The making of Louis Armstrong’s Black & Blues – how the album came to be and what it meant to the legendary musician

The challenge of deciding the most popular pop culture icon of the 20th century isn’t an option to take on. But, if given the chance to pick, Louis Armstrong would be the best choice. He was one of the main movers of contemporary jazz and played an important role in its development into the form we know today. America’s tale of vibrant hopes and brutal oppression written in his bones–he turned his rendition of the Star-Spangled Banner into a fractured song of anger and pride long before Jimi Hendrix did. Being able to hear his unbeatable exuberant purr or hit one of his well-known sweet high notes is truly an exhilarating experience.

The C was his trumpet and he gave the details with an amiable knowledge that was fair. Through a career spanning more than two decades The world began to love Louis Armstrong, but he truly belonged to America–even if the country didn’t merit his.
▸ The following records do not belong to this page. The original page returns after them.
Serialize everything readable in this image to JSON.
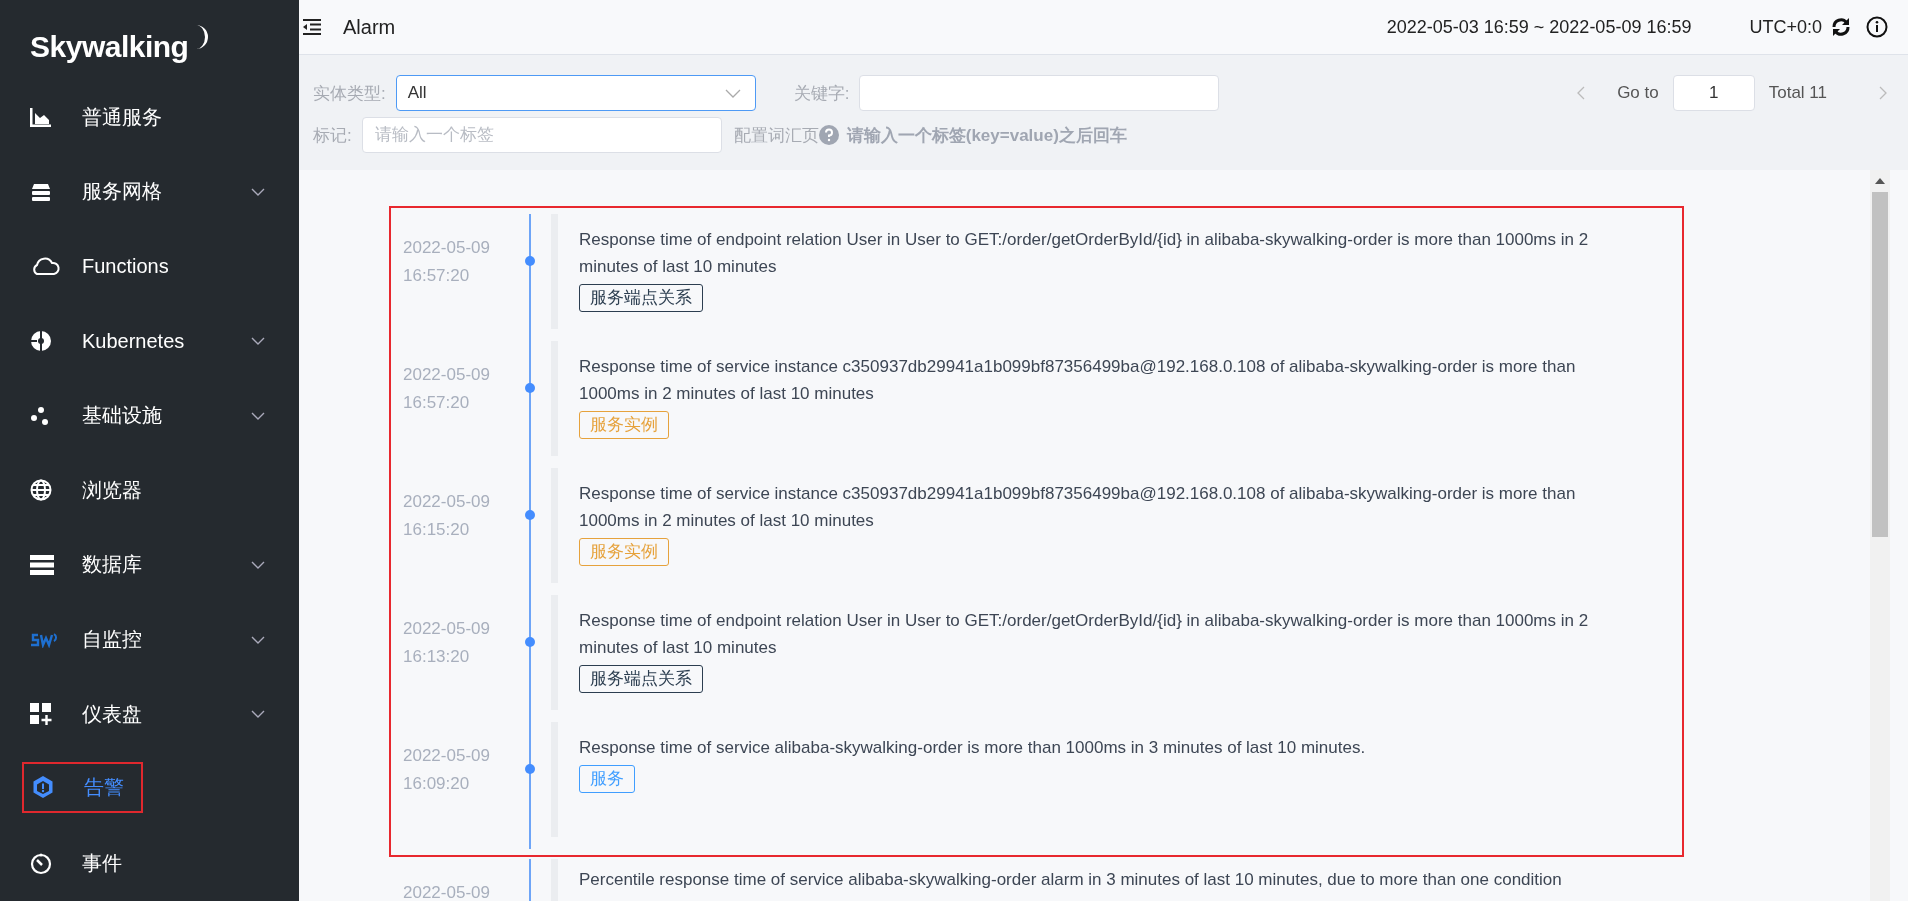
{
  "sidebar": {
    "logo": "Skywalking",
    "items": [
      {
        "label": "普通服务",
        "expandable": false,
        "selected": false,
        "annotated": false
      },
      {
        "label": "服务网格",
        "expandable": true,
        "selected": false,
        "annotated": false
      },
      {
        "label": "Functions",
        "expandable": false,
        "selected": false,
        "annotated": false
      },
      {
        "label": "Kubernetes",
        "expandable": true,
        "selected": false,
        "annotated": false
      },
      {
        "label": "基础设施",
        "expandable": true,
        "selected": false,
        "annotated": false
      },
      {
        "label": "浏览器",
        "expandable": false,
        "selected": false,
        "annotated": false
      },
      {
        "label": "数据库",
        "expandable": true,
        "selected": false,
        "annotated": false
      },
      {
        "label": "自监控",
        "expandable": true,
        "selected": false,
        "annotated": false
      },
      {
        "label": "仪表盘",
        "expandable": true,
        "selected": false,
        "annotated": false
      },
      {
        "label": "告警",
        "expandable": false,
        "selected": true,
        "annotated": true
      },
      {
        "label": "事件",
        "expandable": false,
        "selected": false,
        "annotated": false
      }
    ]
  },
  "header": {
    "title": "Alarm",
    "time_range": "2022-05-03 16:59 ~ 2022-05-09 16:59",
    "timezone": "UTC+0:0"
  },
  "filters": {
    "entity_type": {
      "label": "实体类型:",
      "value": "All"
    },
    "keyword": {
      "label": "关键字:"
    },
    "tag": {
      "label": "标记:",
      "placeholder": "请输入一个标签"
    },
    "vocab_link": "配置词汇页",
    "hint": "请输入一个标签(key=value)之后回车"
  },
  "pagination": {
    "goto_label": "Go to",
    "page": "1",
    "total": "Total 11"
  },
  "alarm_groups": [
    {
      "annotated": true,
      "items": [
        {
          "date": "2022-05-09",
          "time": "16:57:20",
          "message": "Response time of endpoint relation User in User to GET:/order/getOrderById/{id} in alibaba-skywalking-order is more than 1000ms in 2 minutes of last 10 minutes",
          "tag": "服务端点关系",
          "color": "#2c3e50"
        },
        {
          "date": "2022-05-09",
          "time": "16:57:20",
          "message": "Response time of service instance c350937db29941a1b099bf87356499ba@192.168.0.108 of alibaba-skywalking-order is more than 1000ms in 2 minutes of last 10 minutes",
          "tag": "服务实例",
          "color": "#e6a23c"
        },
        {
          "date": "2022-05-09",
          "time": "16:15:20",
          "message": "Response time of service instance c350937db29941a1b099bf87356499ba@192.168.0.108 of alibaba-skywalking-order is more than 1000ms in 2 minutes of last 10 minutes",
          "tag": "服务实例",
          "color": "#e6a23c"
        },
        {
          "date": "2022-05-09",
          "time": "16:13:20",
          "message": "Response time of endpoint relation User in User to GET:/order/getOrderById/{id} in alibaba-skywalking-order is more than 1000ms in 2 minutes of last 10 minutes",
          "tag": "服务端点关系",
          "color": "#2c3e50"
        },
        {
          "date": "2022-05-09",
          "time": "16:09:20",
          "message": "Response time of service alibaba-skywalking-order is more than 1000ms in 3 minutes of last 10 minutes.",
          "tag": "服务",
          "color": "#409eff"
        }
      ]
    },
    {
      "annotated": false,
      "items": [
        {
          "date": "2022-05-09",
          "message": "Percentile response time of service alibaba-skywalking-order alarm in 3 minutes of last 10 minutes, due to more than one condition"
        }
      ]
    }
  ]
}
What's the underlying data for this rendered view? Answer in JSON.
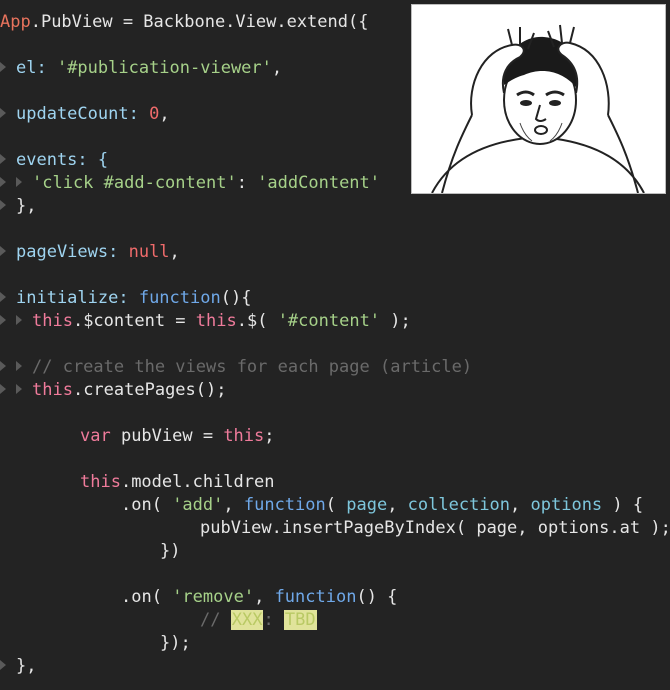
{
  "code": {
    "l1": {
      "a": "App",
      "b": ".PubView = Backbone.View.extend({"
    },
    "l2": {
      "a": "el: ",
      "b": "'#publication-viewer'",
      "c": ","
    },
    "l3": {
      "a": "updateCount: ",
      "b": "0",
      "c": ","
    },
    "l4": {
      "a": "events: {"
    },
    "l5": {
      "a": "'click #add-content'",
      "b": ": ",
      "c": "'addContent'"
    },
    "l6": {
      "a": "},"
    },
    "l7": {
      "a": "pageViews: ",
      "b": "null",
      "c": ","
    },
    "l8": {
      "a": "initialize: ",
      "b": "function",
      "c": "(){"
    },
    "l9": {
      "a": "this",
      "b": ".$content = ",
      "c": "this",
      "d": ".$( ",
      "e": "'#content'",
      "f": " );"
    },
    "l10": {
      "a": "// create the views for each page (article)"
    },
    "l11": {
      "a": "this",
      "b": ".createPages();"
    },
    "l12": {
      "a": "var",
      "b": " pubView = ",
      "c": "this",
      "d": ";"
    },
    "l13": {
      "a": "this",
      "b": ".model.children"
    },
    "l14": {
      "a": ".on( ",
      "b": "'add'",
      "c": ", ",
      "d": "function",
      "e": "( ",
      "f": "page",
      "g": ", ",
      "h": "collection",
      "i": ", ",
      "j": "options",
      "k": " ) {"
    },
    "l15": {
      "a": "pubView.insertPageByIndex( page, options.at );"
    },
    "l16": {
      "a": "})"
    },
    "l17": {
      "a": ".on( ",
      "b": "'remove'",
      "c": ", ",
      "d": "function",
      "e": "() {"
    },
    "l18": {
      "a": "// ",
      "b": "XXX",
      "c": ": ",
      "d": "TBD"
    },
    "l19": {
      "a": "});"
    },
    "l20": {
      "a": "},"
    }
  },
  "meme_image": {
    "icon": "confused-man-meme-image"
  }
}
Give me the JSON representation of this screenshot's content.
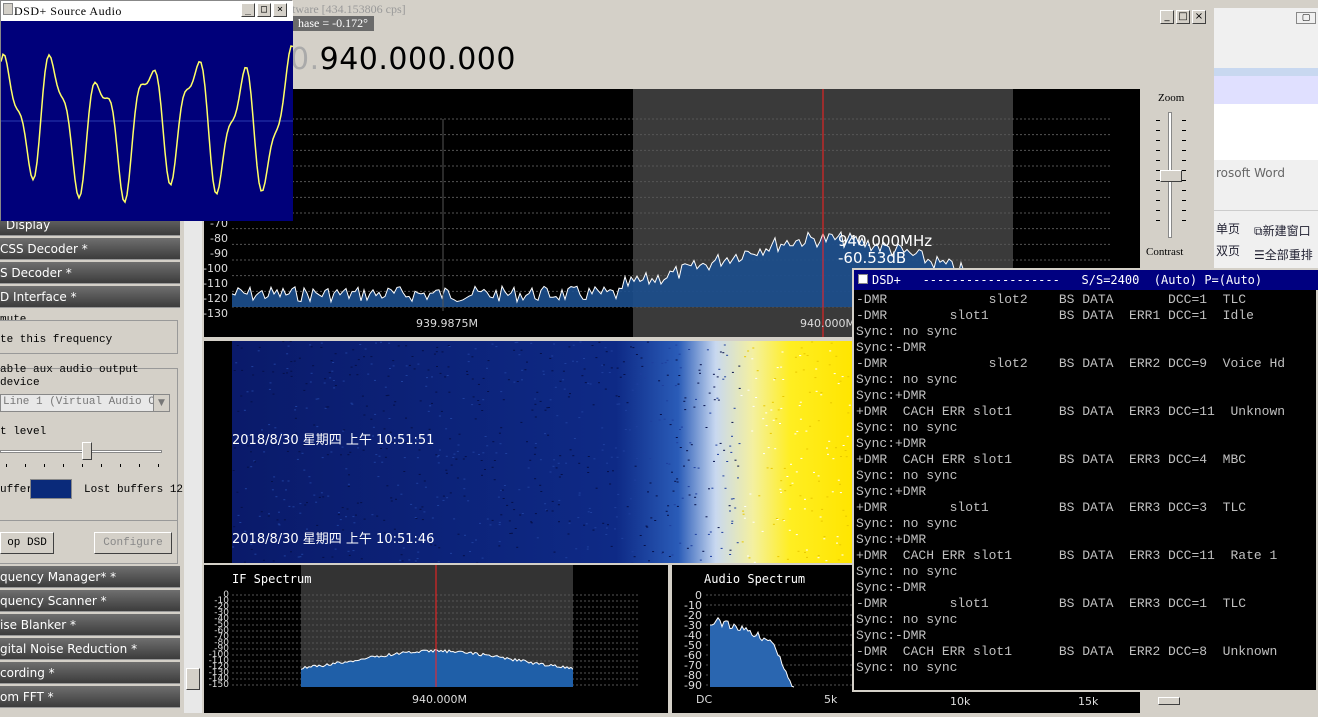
{
  "source_audio": {
    "title": "DSD+ Source Audio"
  },
  "main": {
    "title_fragment": "tware   [434.153806 cps]",
    "phase_label": "hase = -0.172°",
    "frequency_dim": "0.",
    "frequency": "940.000.000"
  },
  "fft": {
    "db_ticks": [
      "-70",
      "-80",
      "-90",
      "-100",
      "-110",
      "-120",
      "-130"
    ],
    "x_ticks": [
      "939.9875M",
      "940.000M"
    ],
    "cursor_freq": "940.000MHz",
    "cursor_db": "-60.53dB"
  },
  "zoom": {
    "zoom_label": "Zoom",
    "contrast_label": "Contrast"
  },
  "waterfall": {
    "timestamp_1": "2018/8/30 星期四 上午 10:51:51",
    "timestamp_2": "2018/8/30 星期四 上午 10:51:46"
  },
  "if_spectrum": {
    "title": "IF Spectrum",
    "y_ticks": [
      "0",
      "-10",
      "-20",
      "-30",
      "-40",
      "-50",
      "-60",
      "-70",
      "-80",
      "-90",
      "-100",
      "-110",
      "-120",
      "-130",
      "-140",
      "-150"
    ],
    "x_tick": "940.000M"
  },
  "audio_spectrum": {
    "title": "Audio Spectrum",
    "y_ticks": [
      "0",
      "-10",
      "-20",
      "-30",
      "-40",
      "-50",
      "-60",
      "-70",
      "-80",
      "-90"
    ],
    "x_ticks": [
      "DC",
      "5k",
      "10k",
      "15k"
    ]
  },
  "sidebar": {
    "headers": [
      "Display",
      "CSS Decoder *",
      "S Decoder *",
      "D Interface *"
    ],
    "mute_group": "mute",
    "mute_freq": "te this frequency",
    "aux_line1": "able aux audio output",
    "aux_line2": " device",
    "device_select": "Line 1 (Virtual Audio Cab",
    "level_label": "t level",
    "buffer_label": "uffer",
    "lost_buffers": "Lost buffers 12",
    "stop_button": "op DSD",
    "configure_button": "Configure",
    "bottom_headers": [
      "quency Manager* *",
      "quency Scanner *",
      "ise Blanker *",
      "gital Noise Reduction *",
      "cording *",
      "om FFT *"
    ]
  },
  "right_window": {
    "word_label": "rosoft Word",
    "btn1": "单页",
    "btn2": "新建窗口",
    "btn3": "双页",
    "btn4": "全部重排"
  },
  "console": {
    "title": "DSD+   -------------------   S/S=2400  (Auto) P=(Auto)",
    "lines": [
      "-DMR             slot2    BS DATA       DCC=1  TLC",
      "-DMR        slot1         BS DATA  ERR1 DCC=1  Idle",
      "Sync: no sync",
      "Sync:-DMR",
      "-DMR             slot2    BS DATA  ERR2 DCC=9  Voice Hd",
      "Sync: no sync",
      "Sync:+DMR",
      "+DMR  CACH ERR slot1      BS DATA  ERR3 DCC=11  Unknown",
      "Sync: no sync",
      "Sync:+DMR",
      "+DMR  CACH ERR slot1      BS DATA  ERR3 DCC=4  MBC",
      "Sync: no sync",
      "Sync:+DMR",
      "+DMR        slot1         BS DATA  ERR3 DCC=3  TLC",
      "Sync: no sync",
      "Sync:+DMR",
      "+DMR  CACH ERR slot1      BS DATA  ERR3 DCC=11  Rate 1",
      "Sync: no sync",
      "Sync:-DMR",
      "-DMR        slot1         BS DATA  ERR3 DCC=1  TLC",
      "Sync: no sync",
      "Sync:-DMR",
      "-DMR  CACH ERR slot1      BS DATA  ERR2 DCC=8  Unknown",
      "Sync: no sync"
    ]
  },
  "colors": {
    "console_bg": "#000000",
    "console_title_bg": "#000080",
    "waveform_bg": "#00007a",
    "waveform": "#ffff66",
    "spectrum_fill": "#1f5fa8",
    "marker": "#ff2020"
  }
}
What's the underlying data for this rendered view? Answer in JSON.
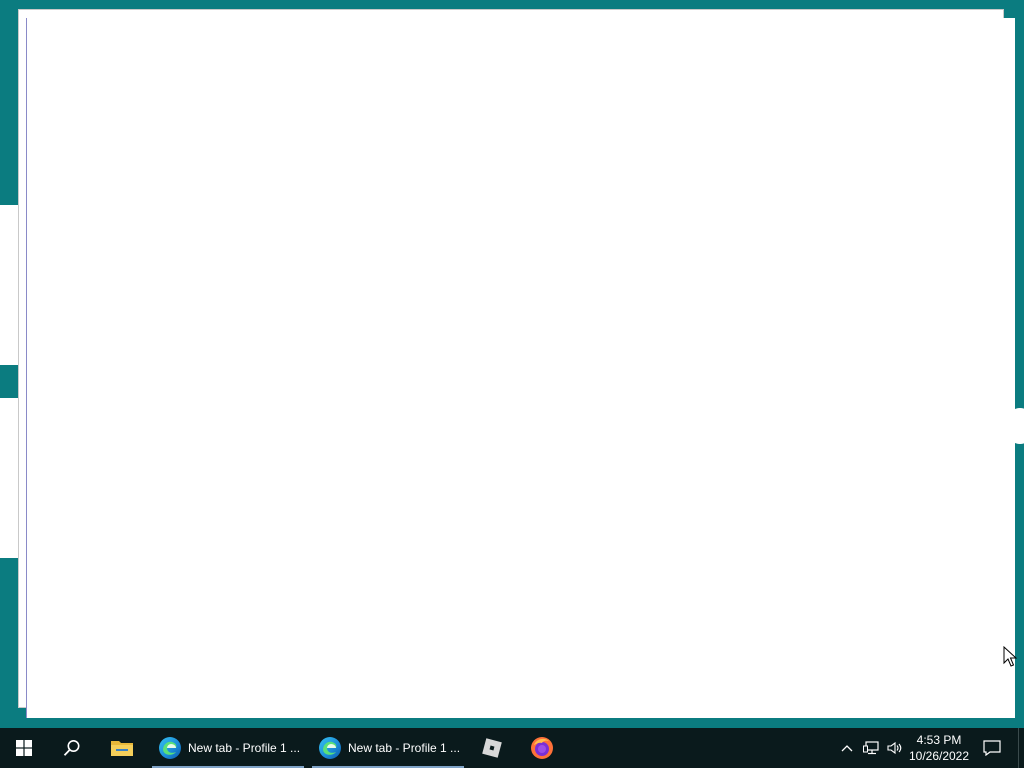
{
  "screen": {
    "wallpaper_color": "#0b7c80",
    "taskbar_color": "#0a1a1c",
    "accent_underline": "#7fa3c7"
  },
  "windows": [
    {
      "name": "browser-window-back",
      "content": "blank"
    },
    {
      "name": "browser-window-front",
      "content": "blank"
    }
  ],
  "taskbar": {
    "start_icon": "windows-logo-icon",
    "search_icon": "search-icon",
    "pinned": [
      {
        "icon": "file-explorer-icon"
      },
      {
        "icon": "edge-icon",
        "label": "New tab - Profile 1 ...",
        "active": true
      },
      {
        "icon": "edge-icon",
        "label": "New tab - Profile 1 ...",
        "active": true
      },
      {
        "icon": "roblox-icon"
      },
      {
        "icon": "firefox-icon"
      }
    ],
    "tray": {
      "icons": [
        "chevron-up-icon",
        "network-icon",
        "volume-icon"
      ],
      "time": "4:53 PM",
      "date": "10/26/2022",
      "notification_icon": "notification-icon"
    }
  }
}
Sacha Jenkins’s enthralling documentary on Louis Armstrong’s Black & Blues entwines Armstrong’s story with that of the time he shaped through the Jazz Age, through the Depression and the Civil Rights Movement, to the era of Vietnam as well as that of the Cold War.

This animated animation showcases the adoring home of Armstrong and Queens, Corona. Jenkins documentary series include the survey of hip-hop style Fresh Dressed along with *******’ The Sounds and Fury of Rick James which is from .

The wisdom of authors such as Stanley Crouch and Amiri Baraka along with the more modern trumpeter Wynton Marsalis have helped to bring light to the amazing talent of Louis Armstrong. Marsalis says that in spite of the pleas from his father, pianist , and educator Ellis Marsalis, it took some time to appreciate Armstrong’s talents; however, he was unable to be able to accept his style of conduct as an entertainer, which considered to be a type of Uncle Tom routine designed to pander to white folks.

Armstrong had it all. His talents in music were independent of his character as a performer. Armstrong was loved and respected around the world. Jenkins decided to use the live footage for the reason. Armstrong, as a young man, takes to the stage first in New Orleans, then later, in Chicago the city where his music career started off. The performance from “Mack The Knife” is a marvel of vocal phrasing. The lyrics appear to being soaring over the waters of his charming growl.

Armstrong was a singer and played the piano. It was his method to show his respect for his country , as well as his deep disappointment. A performer, entertainer and public figure, Armstrong both bestowed blessings and appreciated them. A TV clip from the era of the s features Armstrong with Peter Davis (an early music teacher) who describes his pupil’s talents. Both are standing side-by-side and it’s not possible to see who’s happier.


As you watch the video footage of Armstrong’s performances shows that he truly was an absolute expert in his field. Armstrong was a master of music and was able to engage with the audience unlike other musicians could. His warmth and personality are evident in each performance, making it easy to see why he was so respected and loved by fans throughout the world.